In past years, it was easy for city officials to steamroll and ignore any particular neighborhood. But Detroit has district council members now, and one of them, Raquel Castaneda-Lopez, represents the people of Delray.

She wants to make sure they get something out of this multibillion-dollar project. Late last month, Emergency Manager Kevyn Orr was all set to have City Council approve the sale of 301 city-owned parcels of Delray land to the state of Michigan, which would be buying them for $1.4 million with money provided by Canada, to be used for the bridge.

But Castenada-Lopez wanted a community-benefits agreement first, and it was clear that her colleagues agreed.

The Emergency Manager then, for the first and only time, pulled the request back. "It's an international agreement, (but) I think you need support from the host community to move it forward," Casteneda-Lopez said.

The councilwoman, who didn't get back to me in time for this column, was to meet with Delray residents this week, presumably about what might be possible.

Douglas George, now Canada's main point man on the bridge, said he wasn't frustrated. On the contrary. Back in the 1970s, as a teenager growing up in Sarnia, he and his friends came to Detroit every chance they got for concerts.

George loves Detroit. And although he's been saddened by its decline, he's excited by how fast things seem to be getting better now. And he and his government want to make sure the bridge gets built.

If it doesn't, everyone loses, and there will be only community harms, not benefits. Finessing this one will take diplomatic skills on all sides, not just from the Canadians.

Ironic and Sad

Millions of people now know — or think they know — Michael Brown, the unarmed black teenager shot to death by police in Missouri earlier this month.

What exactly happened is still disputed, though I can't think of any way to justify the shooting of a weaponless kid at least six times. For too many people in too many places, walking while black can still be a death sentence.

What's sadly ironic, however, is that a true civil rights pioneer named Claudia House Morcom died in Detroit Aug. 17, and her death received essentially no notice for days.

I did not know her well, though we did serve together on an advisory committee for the ACLU. But I knew that she was unfailingly warm and gracious — and she had nerves of steel.

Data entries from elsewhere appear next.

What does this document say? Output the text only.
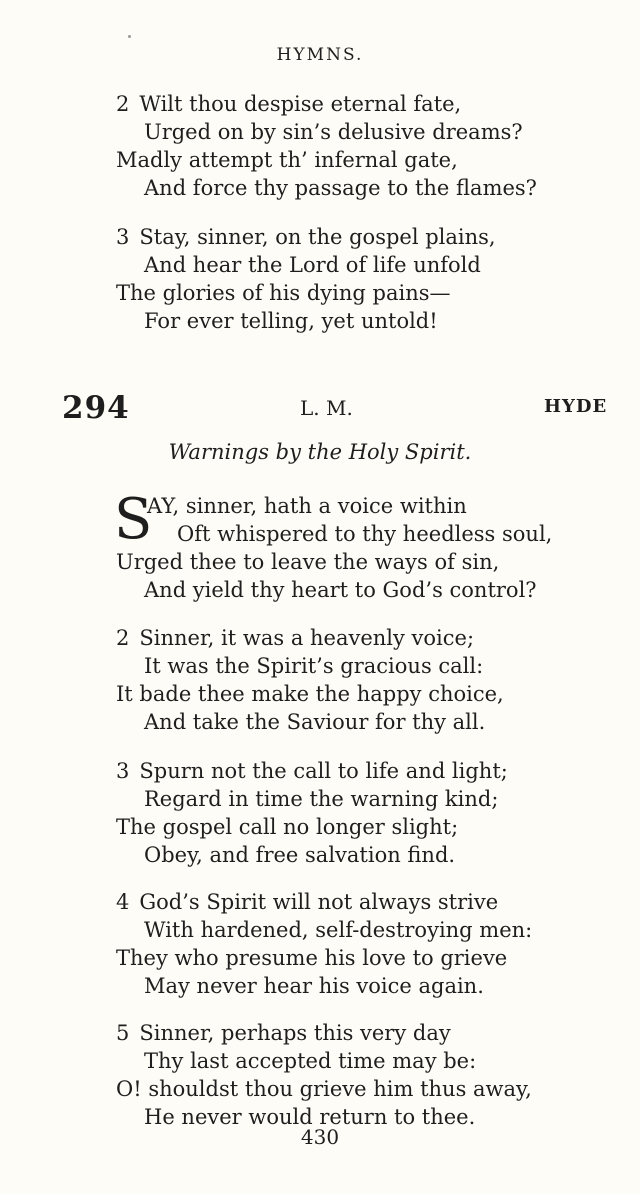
HYMNS.
2 Wilt thou despise eternal fate,
Urged on by sin’s delusive dreams?
Madly attempt th’ infernal gate,
And force thy passage to the flames?
3 Stay, sinner, on the gospel plains,
And hear the Lord of life unfold
The glories of his dying pains—
For ever telling, yet untold!
294	L. M.	HYDE
Warnings by the Holy Spirit.
S
AY, sinner, hath a voice within
Oft whispered to thy heedless soul,
Urged thee to leave the ways of sin,
And yield thy heart to God’s control?
2 Sinner, it was a heavenly voice;
It was the Spirit’s gracious call:
It bade thee make the happy choice,
And take the Saviour for thy all.
3 Spurn not the call to life and light;
Regard in time the warning kind;
The gospel call no longer slight;
Obey, and free salvation find.
4 God’s Spirit will not always strive
With hardened, self-destroying men:
They who presume his love to grieve
May never hear his voice again.
5 Sinner, perhaps this very day
Thy last accepted time may be:
O! shouldst thou grieve him thus away,
He never would return to thee.
430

During her lifetime, Morcom, 82, did more for civil rights than everybody in Ferguson, Mo., last week combined. Fifty years ago, as a 32-year-old black lawyer from Detroit, she went to Mississippi when that literally meant risking her life.

She went down to try to help people register to vote, and to legally defend others doing so. The very day she arrived, three civil rights workers — James Chaney, Andrew Goodman, and Michael Schwerner — were kidnapped, tortured, and killed.

The situation was so dangerous that the National Lawyers Guild asked her to stay only for a week. She stayed her week, went back to Detroit, packed a few things and went back — for a year.

Later, she became the first black female judge in Wayne County Circuit Court. She spent her life fighting for justice, not just for blacks, but for women and anyone who was oppressed. Last fall, already fighting the cancer that would kill her, she urged President Obama to release five Cuban nationals she believed were political prisoners in this country.

Had she been healthy, everyone who knew her thought she might well have gone down to Ferguson to ask for justice for Michael Brown and, more importantly, to try to prevent other young men from being killed.